The assessment teams discovered the hardest hit areas were along the coastline near Atlantic City, N.J.  The storm surge had damaged and destroyed many of the waterway’s aids to navigation, including floating buoys and fixed structures.   Coupled with storm debris washing into the local waterways, deliveries of needed aid and supplies to New Jersey coast residents were hampered.

Personnel from the Coast Guard, Army Corps of Engineers and the National Oceanic and Atmospheric Administration began the process of identifying the hazards.  They also conducted channel soundings to confirm water depth and started removing the debris caused by the storm.

Within Sector Delaware Bay’s area of responsibility, the navigational towers in New Jersey marking the river entrances to Cape May, Barnegat Light, and Shark River, had been destroyed.  The responsibility for replacing the aids fell onto the Coast Guard’s Aids to Navigation Team Cape May.  Working with Sector Delaware Bay, the Coast Guard’s Civil Engineering Unit in Cleveland, Ohio, and the Fifth Coast Guard District in Portsmouth, Va., the ANT was able to secure funding and materials to replace the lost towers.

The placement of the two, 25-foot tall, 2,540 lbs, towers proved challenging for ANT Cape May.  Arrangements were made with Coast Guard Air Station Elizabeth City, N.C. to provide an MH-60 Jayhawk helicopter and crew.  The Jayhawk’s crew would fly to nearby staging grounds before airlifting and transporting the structures to their new locations. 
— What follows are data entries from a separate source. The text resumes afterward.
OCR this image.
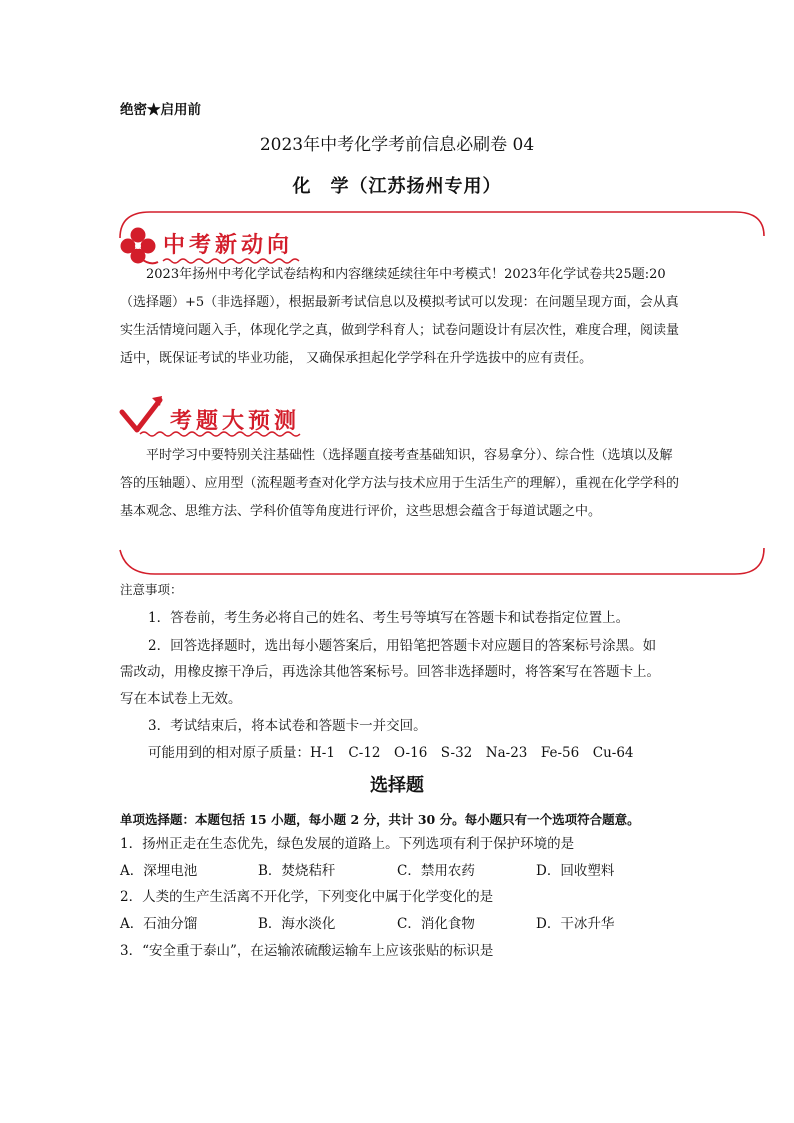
绝密★启用前
2023年中考化学考前信息必刷卷 04
化　学（江苏扬州专用）
中考新动向

2023年扬州中考化学试卷结构和内容继续延续往年中考模式！2023年化学试卷共25题:20（选择题）+5（非选择题），根据最新考试信息以及模拟考试可以发现：在问题呈现方面，会从真实生活情境问题入手，体现化学之真，做到学科育人；试卷问题设计有层次性，难度合理，阅读量适中，既保证考试的毕业功能， 又确保承担起化学学科在升学选拔中的应有责任。

考题大预测

平时学习中要特别关注基础性（选择题直接考查基础知识，容易拿分）、综合性（选填以及解答的压轴题）、应用型（流程题考查对化学方法与技术应用于生活生产的理解），重视在化学学科的基本观念、思维方法、学科价值等角度进行评价，这些思想会蕴含于每道试题之中。

注意事项：
1．答卷前，考生务必将自己的姓名、考生号等填写在答题卡和试卷指定位置上。
2．回答选择题时，选出每小题答案后，用铅笔把答题卡对应题目的答案标号涂黑。如
需改动，用橡皮擦干净后，再选涂其他答案标号。回答非选择题时，将答案写在答题卡上。
写在本试卷上无效。
3．考试结束后，将本试卷和答题卡一并交回。
可能用到的相对原子质量：H-1　C-12　O-16　S-32　Na-23　Fe-56　Cu-64
选择题
单项选择题：本题包括 15 小题，每小题 2 分，共计 30 分。每小题只有一个选项符合题意。
1．扬州正走在生态优先，绿色发展的道路上。下列选项有利于保护环境的是
A．深埋电池	B．焚烧秸秆	C．禁用农药	D．回收塑料
2．人类的生产生活离不开化学，下列变化中属于化学变化的是
A．石油分馏	B．海水淡化	C．消化食物	D．干冰升华
3．“安全重于泰山”，在运输浓硫酸运输车上应该张贴的标识是
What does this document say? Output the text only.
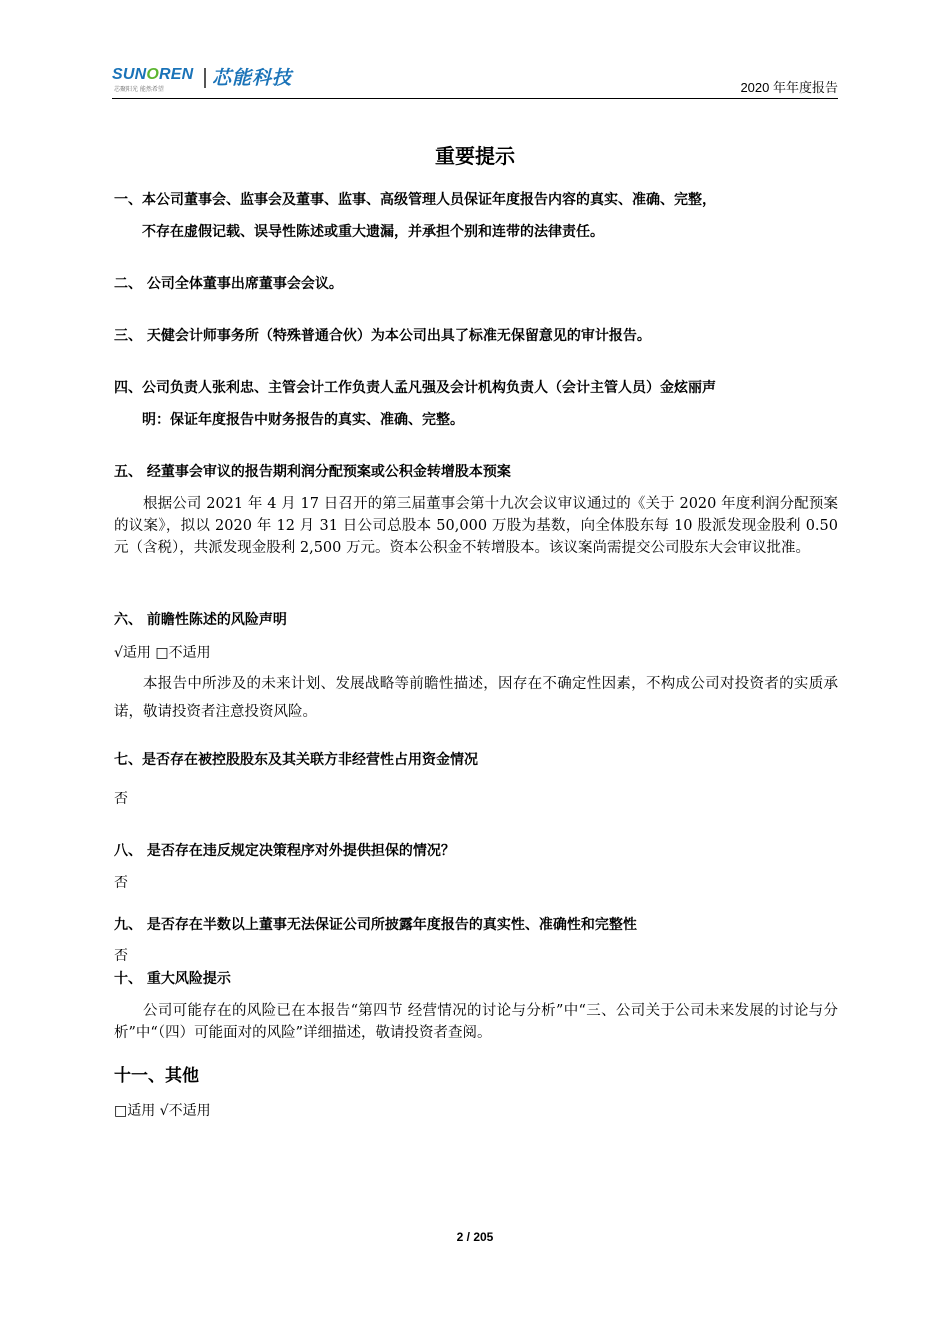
SUNOREN
芯聚阳光 能然希望
芯能科技	2020 年年度报告
重要提示
一、本公司董事会、监事会及董事、监事、高级管理人员保证年度报告内容的真实、准确、完整，
不存在虚假记载、误导性陈述或重大遗漏，并承担个别和连带的法律责任。
二、 公司全体董事出席董事会会议。
三、 天健会计师事务所（特殊普通合伙）为本公司出具了标准无保留意见的审计报告。
四、公司负责人张利忠、主管会计工作负责人孟凡强及会计机构负责人（会计主管人员）金炫丽声
明：保证年度报告中财务报告的真实、准确、完整。
五、 经董事会审议的报告期利润分配预案或公积金转增股本预案
根据公司 2021 年 4 月 17 日召开的第三届董事会第十九次会议审议通过的《关于 2020 年度利润分配预案的议案》，拟以 2020 年 12 月 31 日公司总股本 50,000 万股为基数，向全体股东每 10 股派发现金股利 0.50 元（含税），共派发现金股利 2,500 万元。资本公积金不转增股本。该议案尚需提交公司股东大会审议批准。
六、 前瞻性陈述的风险声明
√适用 □不适用
本报告中所涉及的未来计划、发展战略等前瞻性描述，因存在不确定性因素，不构成公司对投资者的实质承诺，敬请投资者注意投资风险。
七、是否存在被控股股东及其关联方非经营性占用资金情况
否
八、 是否存在违反规定决策程序对外提供担保的情况？
否
九、 是否存在半数以上董事无法保证公司所披露年度报告的真实性、准确性和完整性
否
十、 重大风险提示
公司可能存在的风险已在本报告“第四节 经营情况的讨论与分析”中“三、公司关于公司未来发展的讨论与分析”中“（四）可能面对的风险”详细描述，敬请投资者查阅。
十一、其他
□适用 √不适用
2 / 205
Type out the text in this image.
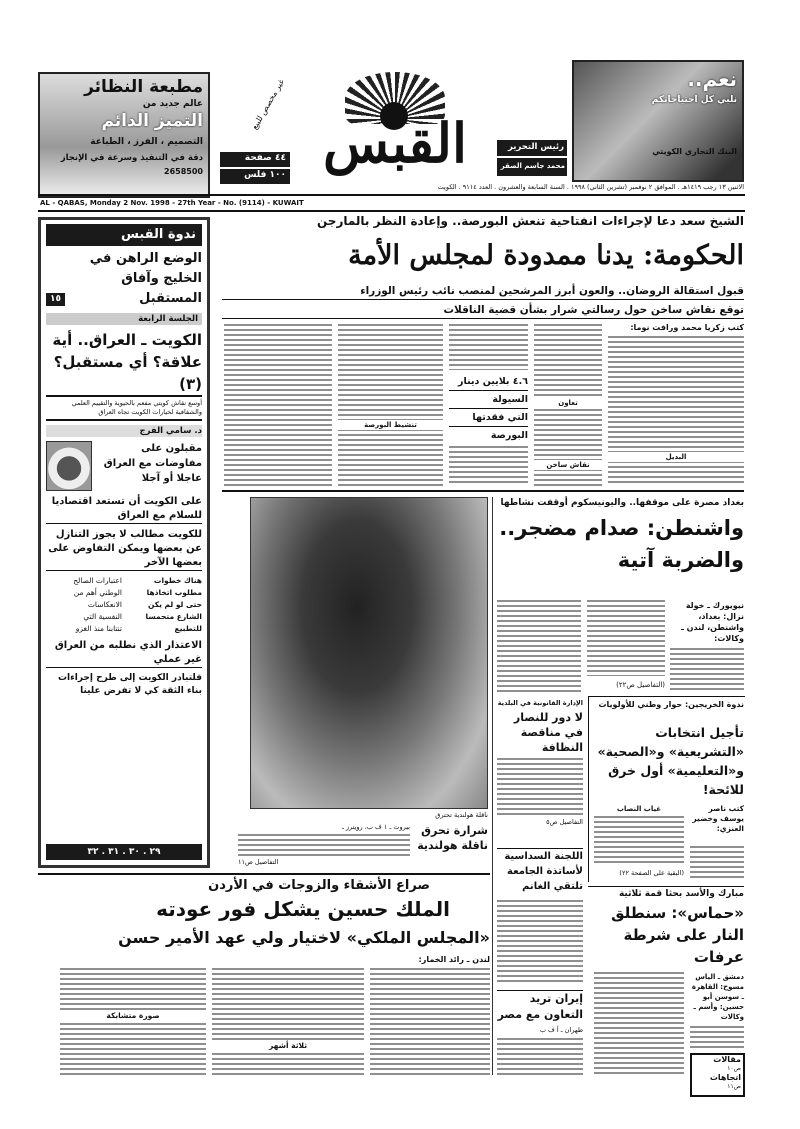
مطبعة النظائر
عالم جديد من
التميز الدائم
التصميم ، الفرز ، الطباعة
دقة في التنفيذ وسرعة في الإنجاز
2658500
غير مخصص للبيع
٤٤ صفحة
١٠٠ فلس القبس	رئيس التحرير
محمد جاسم الصقر
نعم..
نلبي كل احتياجاتكم
البنك التجاري الكويتي
الاثنين ١٣ رجب ١٤١٩هـ . الموافق ٢ نوفمبر (تشرين الثاني) ١٩٩٨ . السنة السابعة والعشرون . العدد ٩١١٤ . الكويت
AL - QABAS, Monday 2 Nov. 1998 - 27th Year - No. (9114) - KUWAIT
ندوة القبس
الوضع الراهن في الخليج وآفاق المستقبل
١٥
الجلسة الرابعة
الكويت ـ العراق.. أية علاقة؟ أي مستقبل؟ (٣)
أوسع نقاش كويتي مفعم بالحيوية والتقييم العلمي والشفافية لخيارات الكويت تجاه العراق
د. سامي الفرج
مقبلون على مفاوضات مع العراق عاجلا أو آجلا
على الكويت أن تستعد اقتصاديا للسلام مع العراق
للكويت مطالب لا يجوز التنازل عن بعضها ويمكن التفاوض على بعضها الآخر
هناك خطوات
مطلوب اتخاذها
حتى لو لم يكن
الشارع متحمسا
للتطبيع
اعتبارات الصالح
الوطني أهم من
الانعكاسات
النفسية التي
تنتابنا منذ الغزو
الاعتذار الذي نطلبه من العراق غير عملي
فلتبادر الكويت إلى طرح إجراءات بناء الثقة كي لا تفرض علينا
٢٩ . ٣٠ . ٣١ . ٣٢
الشيخ سعد دعا لإجراءات انفتاحية تنعش البورصة.. وإعادة النظر بالمارجن
الحكومة: يدنا ممدودة لمجلس الأمة
قبول استقالة الروضان.. والعون أبرز المرشحين لمنصب نائب رئيس الوزراء
توقع نقاش ساخن حول رسالتي شرار بشأن قضية الناقلات
كتب زكريا محمد ورافت نوما:
تعاون
البديل
نقاش ساخن
تنشيط البورصة
٤.٦ بلايين دينار
السيولة
التي فقدتها
البورصة
ناقلة هولندية تحترق
شرارة تحرق ناقلة هولندية
بيروت ـ ١ ف ب، رويترز ـ
التفاصيل ص١١
بغداد مصرة على موقفها.. واليونيسكوم أوقفت نشاطها
واشنطن: صدام مضجر.. والضربة آتية
نيويورك ـ خولة نزال: بغداد، واشنطن، لندن ـ وكالات:
(التفاصيل ص٢٢)
الإدارة القانونية في البلدية
لا دور للنصار في مناقصة النظافة
التفاصيل ص٥
اللجنة السداسية لأساتذة الجامعة تلتقي الغانم
ندوة الخريجين: حوار وطني للأولويات
تأجيل انتخابات «التشريعية» و«الصحية» و«التعليمية» أول خرق للائحة!
كتب ناصر يوسف وخضير العنزي:
غياب النصاب
(البقية على الصفحة ٢٢)
مبارك والأسد بحثا قمة ثلاثية
«حماس»: سنطلق النار على شرطة عرفات
دمشق ـ الياس مسوح: القاهرة ـ سوسن أبو حسين: وأسم ـ وكالات
مقالات
ص١٠
اتجاهات
ص١١
صراع الأشقاء والزوجات في الأردن
الملك حسين يشكل فور عودته
«المجلس الملكي» لاختيار ولي عهد الأمير حسن
لندن ـ رائد الخمار:
صورة متشابكة
ثلاثة أشهر
إيران تريد التعاون مع مصر
طهران ـ أ ف ب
The first tower was shipped to Monmouth Executive Airport in Wall Township, N.J., Nov. 28, just 31-days following superstorm Sandy’s landfall.  The aircrew rigged the hoisting strap to their helicopter, hoisted the tower, and flew to the Shark River Inlet jetty, where the original tower had been destroyed.   The helicopter hovered over the concrete structure used as the tower’s base, descending until the feet of the tower came into contact with the concrete.  The ANT Cape May crew approached the tower to ensure it was oriented correctly with the channel before giving the signal to the helicopter crew to drop the strap.  The team secured the tower and then installed the lighting equipment, solar panels and batteries which insured the towers functionality.

Seven days following the installation of the Shark River tower, ANT Cape May personnel prepared to replace the destroyed Barnegat Light tower.  The tower had been delivered to Coast Guard Air Station Atlantic City in preparation.   Again, a Jayhawk and crew flew up from Elizabeth City to hoist the tower.  With waves crashing on nearby rocks, the aircrew of the Jayhawk set the tower in place on the concrete structure and the ANT moved in, secured the tower,  and installed the lighting equipment and a six-foot tall day marker.

Throughout Sector Delaware Bay’s area of operation, 49 discrepancies were reported as a result of superstorm Sandy.  Rebuilding the Shark River and Barnegat Light towers corrected 46 of the total discrepancies. 

Through coordination, cooperation and teamwork it was possible for the Aids to Navigation Team to meet their goals on the ongoing task of restoring the coasts and waterways of New Jersey and Delaware to their normal conditions.